If you have a very large balcony railing and want some spectacular fall colour, you may want to try growing Virginia creeper (Parthenocissus quinquefolia) along it. A few cautions: (1) it grows rapidly (2) its tendrils, if not confined to the railing, trellis or other support structure, can damage a building's structure and (3) it should be considered potentially poisonous. So in other words, this plant is not edible and you also want to think twice about growing it if you have children or pets.

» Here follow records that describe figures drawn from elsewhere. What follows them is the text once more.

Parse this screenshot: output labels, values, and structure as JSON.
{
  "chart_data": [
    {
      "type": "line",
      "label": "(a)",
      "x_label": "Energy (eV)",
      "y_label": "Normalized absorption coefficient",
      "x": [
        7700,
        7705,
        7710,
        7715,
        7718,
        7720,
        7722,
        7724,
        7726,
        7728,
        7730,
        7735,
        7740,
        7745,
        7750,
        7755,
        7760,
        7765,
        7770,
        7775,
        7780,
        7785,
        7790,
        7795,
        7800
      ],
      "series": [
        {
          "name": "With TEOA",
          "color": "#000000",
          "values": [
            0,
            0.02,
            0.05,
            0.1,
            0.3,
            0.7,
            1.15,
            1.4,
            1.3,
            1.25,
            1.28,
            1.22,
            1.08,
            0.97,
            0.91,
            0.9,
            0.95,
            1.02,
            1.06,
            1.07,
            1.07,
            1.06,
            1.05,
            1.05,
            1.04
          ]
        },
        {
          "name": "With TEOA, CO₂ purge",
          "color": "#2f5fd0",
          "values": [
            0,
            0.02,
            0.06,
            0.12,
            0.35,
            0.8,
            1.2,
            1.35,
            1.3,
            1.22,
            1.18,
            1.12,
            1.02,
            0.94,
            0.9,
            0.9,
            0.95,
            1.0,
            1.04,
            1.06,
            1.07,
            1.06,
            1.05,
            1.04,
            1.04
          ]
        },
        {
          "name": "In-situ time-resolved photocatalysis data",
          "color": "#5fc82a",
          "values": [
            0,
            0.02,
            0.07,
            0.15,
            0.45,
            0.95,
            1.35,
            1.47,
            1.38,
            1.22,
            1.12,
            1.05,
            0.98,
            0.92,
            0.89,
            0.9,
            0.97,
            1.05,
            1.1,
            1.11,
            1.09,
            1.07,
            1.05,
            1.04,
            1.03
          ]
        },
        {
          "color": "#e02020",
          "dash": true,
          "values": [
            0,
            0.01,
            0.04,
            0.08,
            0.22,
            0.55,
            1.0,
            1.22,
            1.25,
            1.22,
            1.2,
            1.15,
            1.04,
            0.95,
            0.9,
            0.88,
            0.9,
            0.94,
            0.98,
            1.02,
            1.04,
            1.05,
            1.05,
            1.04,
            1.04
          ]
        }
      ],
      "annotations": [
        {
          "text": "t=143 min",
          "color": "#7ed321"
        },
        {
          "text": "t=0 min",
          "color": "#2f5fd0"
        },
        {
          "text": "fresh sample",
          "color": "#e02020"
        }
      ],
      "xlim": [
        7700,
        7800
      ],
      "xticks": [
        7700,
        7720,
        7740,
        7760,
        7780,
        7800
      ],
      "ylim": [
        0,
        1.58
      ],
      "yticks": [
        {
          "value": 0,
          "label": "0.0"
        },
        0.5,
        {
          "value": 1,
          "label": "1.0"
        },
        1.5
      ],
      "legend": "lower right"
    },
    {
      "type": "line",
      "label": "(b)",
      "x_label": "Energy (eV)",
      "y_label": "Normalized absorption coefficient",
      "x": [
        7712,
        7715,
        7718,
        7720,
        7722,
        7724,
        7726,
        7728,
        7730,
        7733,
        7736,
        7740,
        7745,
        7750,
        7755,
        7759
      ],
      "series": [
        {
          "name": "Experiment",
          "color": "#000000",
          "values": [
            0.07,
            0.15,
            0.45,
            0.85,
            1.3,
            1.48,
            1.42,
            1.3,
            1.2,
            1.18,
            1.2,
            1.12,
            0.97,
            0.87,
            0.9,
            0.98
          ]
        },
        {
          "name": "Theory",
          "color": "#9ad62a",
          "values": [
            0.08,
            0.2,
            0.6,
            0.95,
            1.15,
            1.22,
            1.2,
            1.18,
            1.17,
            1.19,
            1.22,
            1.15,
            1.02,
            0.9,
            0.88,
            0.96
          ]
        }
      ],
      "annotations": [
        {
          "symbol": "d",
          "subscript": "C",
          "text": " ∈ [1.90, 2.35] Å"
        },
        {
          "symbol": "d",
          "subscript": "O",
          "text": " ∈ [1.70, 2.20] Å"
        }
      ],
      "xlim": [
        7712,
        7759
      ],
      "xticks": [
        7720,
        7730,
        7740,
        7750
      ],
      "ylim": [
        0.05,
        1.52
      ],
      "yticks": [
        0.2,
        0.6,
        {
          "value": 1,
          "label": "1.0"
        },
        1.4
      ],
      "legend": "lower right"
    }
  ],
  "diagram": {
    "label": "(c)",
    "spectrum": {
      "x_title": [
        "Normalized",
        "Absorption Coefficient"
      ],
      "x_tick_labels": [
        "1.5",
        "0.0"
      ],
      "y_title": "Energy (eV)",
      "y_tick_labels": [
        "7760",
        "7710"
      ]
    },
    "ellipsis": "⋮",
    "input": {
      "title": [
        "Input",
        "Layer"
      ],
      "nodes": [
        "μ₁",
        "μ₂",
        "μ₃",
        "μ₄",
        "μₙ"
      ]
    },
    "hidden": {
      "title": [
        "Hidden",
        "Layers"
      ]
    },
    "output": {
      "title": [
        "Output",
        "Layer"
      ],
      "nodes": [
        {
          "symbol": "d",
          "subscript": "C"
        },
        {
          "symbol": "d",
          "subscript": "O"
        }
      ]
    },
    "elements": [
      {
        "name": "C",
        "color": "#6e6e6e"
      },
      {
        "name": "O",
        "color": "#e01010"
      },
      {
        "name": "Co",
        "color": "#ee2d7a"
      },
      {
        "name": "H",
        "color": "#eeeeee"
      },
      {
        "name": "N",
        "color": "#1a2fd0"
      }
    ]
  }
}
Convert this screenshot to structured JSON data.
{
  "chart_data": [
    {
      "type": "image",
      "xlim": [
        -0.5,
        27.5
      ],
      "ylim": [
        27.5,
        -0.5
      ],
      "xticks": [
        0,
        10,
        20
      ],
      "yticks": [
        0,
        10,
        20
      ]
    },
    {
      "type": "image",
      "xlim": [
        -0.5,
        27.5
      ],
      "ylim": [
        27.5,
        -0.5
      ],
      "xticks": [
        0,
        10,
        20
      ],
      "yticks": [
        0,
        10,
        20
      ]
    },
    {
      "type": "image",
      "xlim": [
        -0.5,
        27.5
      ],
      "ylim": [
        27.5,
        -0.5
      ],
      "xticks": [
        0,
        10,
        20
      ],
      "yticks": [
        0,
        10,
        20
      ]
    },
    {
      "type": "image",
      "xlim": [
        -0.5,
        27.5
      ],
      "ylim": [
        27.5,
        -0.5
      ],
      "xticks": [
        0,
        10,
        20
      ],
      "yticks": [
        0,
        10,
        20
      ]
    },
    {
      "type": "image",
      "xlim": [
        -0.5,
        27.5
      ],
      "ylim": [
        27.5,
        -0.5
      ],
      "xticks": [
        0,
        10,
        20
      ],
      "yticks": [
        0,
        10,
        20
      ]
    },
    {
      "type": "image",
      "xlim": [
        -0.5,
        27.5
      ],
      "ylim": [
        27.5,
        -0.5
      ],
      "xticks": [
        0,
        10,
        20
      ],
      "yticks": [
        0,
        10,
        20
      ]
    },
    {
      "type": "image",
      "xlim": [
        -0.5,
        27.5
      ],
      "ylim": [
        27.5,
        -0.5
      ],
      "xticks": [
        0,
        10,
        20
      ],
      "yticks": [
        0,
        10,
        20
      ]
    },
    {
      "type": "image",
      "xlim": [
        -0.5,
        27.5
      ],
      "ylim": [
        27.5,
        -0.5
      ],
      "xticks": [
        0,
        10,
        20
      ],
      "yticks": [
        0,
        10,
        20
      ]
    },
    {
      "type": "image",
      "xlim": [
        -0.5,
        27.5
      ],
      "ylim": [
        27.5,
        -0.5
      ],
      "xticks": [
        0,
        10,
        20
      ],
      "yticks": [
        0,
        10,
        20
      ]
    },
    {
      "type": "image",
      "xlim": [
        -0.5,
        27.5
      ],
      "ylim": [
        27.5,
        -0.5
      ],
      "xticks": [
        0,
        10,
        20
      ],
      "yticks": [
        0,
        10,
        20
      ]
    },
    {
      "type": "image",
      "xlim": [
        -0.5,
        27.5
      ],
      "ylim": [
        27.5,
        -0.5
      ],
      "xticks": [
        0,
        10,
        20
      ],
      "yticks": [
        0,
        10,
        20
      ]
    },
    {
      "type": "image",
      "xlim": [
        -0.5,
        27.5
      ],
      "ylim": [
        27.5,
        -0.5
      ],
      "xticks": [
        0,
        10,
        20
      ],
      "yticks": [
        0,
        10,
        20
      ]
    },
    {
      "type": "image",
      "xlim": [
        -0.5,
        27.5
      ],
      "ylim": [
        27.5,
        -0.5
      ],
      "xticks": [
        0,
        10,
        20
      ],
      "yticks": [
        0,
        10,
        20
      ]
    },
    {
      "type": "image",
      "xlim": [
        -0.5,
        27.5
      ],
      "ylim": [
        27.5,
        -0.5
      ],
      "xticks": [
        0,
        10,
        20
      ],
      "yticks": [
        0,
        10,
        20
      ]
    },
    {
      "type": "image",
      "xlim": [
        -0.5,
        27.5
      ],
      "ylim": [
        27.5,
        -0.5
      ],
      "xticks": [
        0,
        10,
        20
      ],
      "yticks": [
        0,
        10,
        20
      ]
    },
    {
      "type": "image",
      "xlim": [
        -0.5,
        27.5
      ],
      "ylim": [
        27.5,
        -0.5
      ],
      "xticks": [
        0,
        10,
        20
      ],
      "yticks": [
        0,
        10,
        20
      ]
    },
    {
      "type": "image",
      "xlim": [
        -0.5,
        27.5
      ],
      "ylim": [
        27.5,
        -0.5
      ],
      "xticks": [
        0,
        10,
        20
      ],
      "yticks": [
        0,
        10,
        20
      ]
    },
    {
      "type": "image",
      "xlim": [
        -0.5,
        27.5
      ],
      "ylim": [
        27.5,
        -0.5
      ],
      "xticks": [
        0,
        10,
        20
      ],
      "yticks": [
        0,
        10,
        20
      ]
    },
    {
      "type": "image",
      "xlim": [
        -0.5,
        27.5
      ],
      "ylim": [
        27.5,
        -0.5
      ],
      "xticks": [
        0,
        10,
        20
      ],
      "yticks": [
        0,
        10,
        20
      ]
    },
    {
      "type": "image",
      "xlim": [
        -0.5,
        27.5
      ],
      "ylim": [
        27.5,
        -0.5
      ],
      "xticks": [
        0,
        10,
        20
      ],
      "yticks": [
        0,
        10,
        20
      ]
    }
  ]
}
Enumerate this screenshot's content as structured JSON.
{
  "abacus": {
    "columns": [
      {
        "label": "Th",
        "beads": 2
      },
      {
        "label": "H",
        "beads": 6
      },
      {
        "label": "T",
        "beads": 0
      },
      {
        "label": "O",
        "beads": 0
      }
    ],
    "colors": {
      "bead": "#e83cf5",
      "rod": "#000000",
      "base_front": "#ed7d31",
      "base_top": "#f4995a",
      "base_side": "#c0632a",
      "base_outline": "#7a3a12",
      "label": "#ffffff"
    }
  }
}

Before publishing this post I checked a few "not all-inclusive" lists (1, 2, 3) of plants that are poisonous to pets and could not find Virginia Creeper listed. This does bring up an important consideration, though. Before you introduce a new plant into your home and garden, do check on its toxicology. Here are a couple of resources: Toxic Plant List, Health Canada pages.

With these caveats in mind, you may still may want to consider it as a tapestry behind a container arrangement of fall and winter greens. (This is an idea I'm filing away for next year.)

You can find helpful growing advice on growing Virginia Creeper here and here.


Autumn Psalm (excerpt)

by Jacqueline Osherow

A full year passed (the seasons keep me honest)
since I last noticed this same commotion.
Who knew God was an abstract expressionist?

I’m asking myself—the very question
I asked last year, staring out at this array
of racing colors, then set in motion

by the chance invasion of a Steller’s jay
Is this what people mean by speed of light?
My usually levelheaded mulberry tree

hurling arrows everywhere in sight—
its bow: the out-of-control Virginia creeper
my friends say I should do something about,

whose vermilion went at least a full shade deeper
at the provocation of the upstart blue,
the leaves (half green, half gold) suddenly hyper

in savage competition with that red and blue—
tohubohu returned, in living color.
Kandinsky: where were you when I needed you?